I was imagining that (in the simplest approach) each hash table would
have its own set of spilled tuples. If grouping set A can be advanced
(because it's present in the hash table) but B cannot (because it's not
in the hash table and we are at the memory limit), then it goes into
the spill file for B but not A. That means that A is still finished
after the first pass.

But I am worried that I am missing something, because it appears that
for AGG_MIXED, we wait until the end of the last phase to emit the
contents of the hash tables. Wouldn't they be complete after the first
phase?

I realize that this simple approach could be inefficient if multiple
hash tables are spilling because we'd duplicate the spilled tuples.
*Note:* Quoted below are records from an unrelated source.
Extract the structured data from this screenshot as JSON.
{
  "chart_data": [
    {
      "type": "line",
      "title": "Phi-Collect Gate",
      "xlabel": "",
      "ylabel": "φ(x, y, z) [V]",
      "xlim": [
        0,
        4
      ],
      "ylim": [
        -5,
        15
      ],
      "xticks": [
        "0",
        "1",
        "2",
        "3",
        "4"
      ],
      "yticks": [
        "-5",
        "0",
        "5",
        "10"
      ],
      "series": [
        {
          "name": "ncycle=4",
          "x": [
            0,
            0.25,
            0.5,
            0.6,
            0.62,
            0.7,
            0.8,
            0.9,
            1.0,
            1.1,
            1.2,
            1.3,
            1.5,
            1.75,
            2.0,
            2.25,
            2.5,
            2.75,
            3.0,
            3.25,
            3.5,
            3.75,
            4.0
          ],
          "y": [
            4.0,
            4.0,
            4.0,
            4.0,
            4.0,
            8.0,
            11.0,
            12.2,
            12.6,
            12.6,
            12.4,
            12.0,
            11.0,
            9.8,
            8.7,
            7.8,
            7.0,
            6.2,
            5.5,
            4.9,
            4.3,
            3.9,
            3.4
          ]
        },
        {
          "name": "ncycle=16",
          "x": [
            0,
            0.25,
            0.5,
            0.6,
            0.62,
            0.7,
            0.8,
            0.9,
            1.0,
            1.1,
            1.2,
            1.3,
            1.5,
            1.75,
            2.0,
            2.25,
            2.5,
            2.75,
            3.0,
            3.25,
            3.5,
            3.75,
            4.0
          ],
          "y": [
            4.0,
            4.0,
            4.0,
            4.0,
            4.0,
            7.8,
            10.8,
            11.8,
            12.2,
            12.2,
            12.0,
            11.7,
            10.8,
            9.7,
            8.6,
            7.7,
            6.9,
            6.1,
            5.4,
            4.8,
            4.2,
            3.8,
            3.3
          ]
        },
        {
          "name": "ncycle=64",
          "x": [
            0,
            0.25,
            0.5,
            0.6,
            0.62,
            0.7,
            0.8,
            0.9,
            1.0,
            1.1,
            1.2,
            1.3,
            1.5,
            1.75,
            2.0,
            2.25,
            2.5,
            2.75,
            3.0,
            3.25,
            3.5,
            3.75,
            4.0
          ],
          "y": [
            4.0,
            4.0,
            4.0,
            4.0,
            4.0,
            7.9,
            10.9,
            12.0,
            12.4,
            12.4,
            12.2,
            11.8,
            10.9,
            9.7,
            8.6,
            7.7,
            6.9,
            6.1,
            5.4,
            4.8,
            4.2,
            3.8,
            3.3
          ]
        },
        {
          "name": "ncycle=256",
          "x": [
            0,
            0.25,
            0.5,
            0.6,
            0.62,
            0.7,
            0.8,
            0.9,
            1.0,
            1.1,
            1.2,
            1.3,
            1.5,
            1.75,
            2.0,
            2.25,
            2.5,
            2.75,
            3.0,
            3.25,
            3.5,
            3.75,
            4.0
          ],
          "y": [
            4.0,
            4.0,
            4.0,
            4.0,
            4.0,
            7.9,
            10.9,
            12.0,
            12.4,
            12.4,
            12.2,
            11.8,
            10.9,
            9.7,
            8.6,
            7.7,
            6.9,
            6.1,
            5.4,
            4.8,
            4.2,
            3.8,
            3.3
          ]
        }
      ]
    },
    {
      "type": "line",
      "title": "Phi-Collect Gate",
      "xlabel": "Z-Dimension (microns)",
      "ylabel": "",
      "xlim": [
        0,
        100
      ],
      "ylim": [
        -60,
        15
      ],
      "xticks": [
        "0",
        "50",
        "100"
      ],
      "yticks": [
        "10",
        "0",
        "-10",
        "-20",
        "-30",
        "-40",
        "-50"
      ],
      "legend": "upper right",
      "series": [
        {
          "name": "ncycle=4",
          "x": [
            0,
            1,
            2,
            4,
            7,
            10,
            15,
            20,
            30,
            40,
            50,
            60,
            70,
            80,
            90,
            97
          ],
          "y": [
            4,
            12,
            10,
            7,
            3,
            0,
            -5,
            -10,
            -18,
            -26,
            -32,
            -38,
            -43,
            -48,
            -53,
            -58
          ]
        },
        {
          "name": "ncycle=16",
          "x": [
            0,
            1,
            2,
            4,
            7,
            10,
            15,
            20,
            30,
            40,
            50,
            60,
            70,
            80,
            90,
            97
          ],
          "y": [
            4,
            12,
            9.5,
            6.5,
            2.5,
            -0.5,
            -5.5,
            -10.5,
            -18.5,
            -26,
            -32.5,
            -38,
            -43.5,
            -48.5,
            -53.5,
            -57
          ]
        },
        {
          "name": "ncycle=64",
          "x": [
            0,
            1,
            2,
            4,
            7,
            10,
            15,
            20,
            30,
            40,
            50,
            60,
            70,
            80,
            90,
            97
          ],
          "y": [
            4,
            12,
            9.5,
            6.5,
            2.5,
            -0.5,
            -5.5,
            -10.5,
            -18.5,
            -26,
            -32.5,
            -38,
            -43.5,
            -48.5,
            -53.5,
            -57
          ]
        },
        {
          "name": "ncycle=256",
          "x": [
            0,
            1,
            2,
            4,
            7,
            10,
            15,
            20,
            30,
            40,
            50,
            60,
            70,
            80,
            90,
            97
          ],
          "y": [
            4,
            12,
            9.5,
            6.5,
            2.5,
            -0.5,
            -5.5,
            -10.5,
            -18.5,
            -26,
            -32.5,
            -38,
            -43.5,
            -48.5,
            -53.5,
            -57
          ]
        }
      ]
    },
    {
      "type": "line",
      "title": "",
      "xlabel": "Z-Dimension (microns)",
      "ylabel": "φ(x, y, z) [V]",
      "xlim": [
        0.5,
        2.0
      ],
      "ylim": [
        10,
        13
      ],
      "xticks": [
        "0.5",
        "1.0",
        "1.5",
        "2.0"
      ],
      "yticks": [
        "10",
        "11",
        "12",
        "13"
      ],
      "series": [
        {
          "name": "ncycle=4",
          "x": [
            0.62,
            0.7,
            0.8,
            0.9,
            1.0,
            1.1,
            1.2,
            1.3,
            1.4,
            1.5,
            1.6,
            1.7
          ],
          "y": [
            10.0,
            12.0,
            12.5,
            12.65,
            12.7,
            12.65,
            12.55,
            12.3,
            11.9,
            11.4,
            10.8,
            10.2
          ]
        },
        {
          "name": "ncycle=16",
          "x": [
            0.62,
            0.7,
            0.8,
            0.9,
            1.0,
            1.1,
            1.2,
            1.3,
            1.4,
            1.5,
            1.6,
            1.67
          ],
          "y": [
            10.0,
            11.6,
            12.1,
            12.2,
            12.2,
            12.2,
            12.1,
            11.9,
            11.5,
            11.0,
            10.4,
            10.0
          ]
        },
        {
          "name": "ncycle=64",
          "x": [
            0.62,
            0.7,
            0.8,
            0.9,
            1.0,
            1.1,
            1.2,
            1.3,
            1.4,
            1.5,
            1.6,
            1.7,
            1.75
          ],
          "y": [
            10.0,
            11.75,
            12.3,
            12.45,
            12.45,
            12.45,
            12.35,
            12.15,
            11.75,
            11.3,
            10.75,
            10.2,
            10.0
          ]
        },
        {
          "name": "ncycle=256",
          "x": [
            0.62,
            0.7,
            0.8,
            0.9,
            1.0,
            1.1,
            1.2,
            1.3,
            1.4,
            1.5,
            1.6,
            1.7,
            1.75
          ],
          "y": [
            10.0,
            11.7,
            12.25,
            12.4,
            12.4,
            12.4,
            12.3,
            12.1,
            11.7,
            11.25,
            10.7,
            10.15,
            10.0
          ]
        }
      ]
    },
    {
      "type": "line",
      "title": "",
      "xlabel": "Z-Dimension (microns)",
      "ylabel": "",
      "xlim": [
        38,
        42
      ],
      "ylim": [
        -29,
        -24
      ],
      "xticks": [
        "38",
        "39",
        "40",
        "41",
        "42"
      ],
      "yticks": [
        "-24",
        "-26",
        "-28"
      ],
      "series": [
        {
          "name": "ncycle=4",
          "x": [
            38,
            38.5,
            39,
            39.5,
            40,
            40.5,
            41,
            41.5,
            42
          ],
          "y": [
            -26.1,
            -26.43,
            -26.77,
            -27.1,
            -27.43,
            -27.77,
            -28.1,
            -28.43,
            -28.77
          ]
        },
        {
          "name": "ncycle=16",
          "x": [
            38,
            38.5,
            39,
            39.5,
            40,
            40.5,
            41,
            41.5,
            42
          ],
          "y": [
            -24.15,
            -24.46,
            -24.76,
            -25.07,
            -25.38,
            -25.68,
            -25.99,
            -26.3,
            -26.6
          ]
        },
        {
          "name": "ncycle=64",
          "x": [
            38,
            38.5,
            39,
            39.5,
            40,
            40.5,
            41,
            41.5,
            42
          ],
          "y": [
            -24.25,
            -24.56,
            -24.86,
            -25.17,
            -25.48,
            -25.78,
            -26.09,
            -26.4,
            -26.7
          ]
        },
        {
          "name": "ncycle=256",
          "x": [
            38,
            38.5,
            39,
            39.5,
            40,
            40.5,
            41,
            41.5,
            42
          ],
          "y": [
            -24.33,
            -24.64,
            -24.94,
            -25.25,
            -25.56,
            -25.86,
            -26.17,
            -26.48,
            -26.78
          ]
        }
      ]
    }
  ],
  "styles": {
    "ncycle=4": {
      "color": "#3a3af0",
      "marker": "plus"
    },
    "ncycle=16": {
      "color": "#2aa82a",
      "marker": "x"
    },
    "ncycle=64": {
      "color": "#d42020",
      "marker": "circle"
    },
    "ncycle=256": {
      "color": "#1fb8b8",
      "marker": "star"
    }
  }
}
But
let me know if it won't work at all.

> But as you mentioned, this solution relies on all grouping keys being
> sortable, so we
> would need a fallback plan. For this, we could use your hash-based
> approach, but we
> would have to make modifications. One idea would be to split each
> grouping set into its
> own aggregate phase, so that only one hash table is in memory at a
> time. This would
> eliminate the performance benefits of grouping sets when keys aren’t
> sortable, but at
> least they would still work. 

I am having a hard time trying to satisfy all of the constraints that
have been raised so far:

* handle data types with hash ops but no btree ops
* handle many different group size distributions and input orders
efficiently
* avoid regressions or inefficiencies for grouping sets
* handle variable-size (particularly O(n)-space) transition states

without taking on a lot of complexity. I like to work toward the right
design, but I think simplicity also factors in to the right design.
NodeAgg.c is already one of the larger and more complicated files that
we have.

A lot of the complexity we already have is that grouping sets are
performed in one giant executor node rather than exposing the
individual phases as separate executor nodes. I suppose the reason
(correct me if I'm wrong) is that there are two outputs from a phase:
the aggregated groups, and the original input tuples in a new sort
order. That seems solvable -- the executor passes bitmaps around until
BitmapHeapScan turns them into tuples.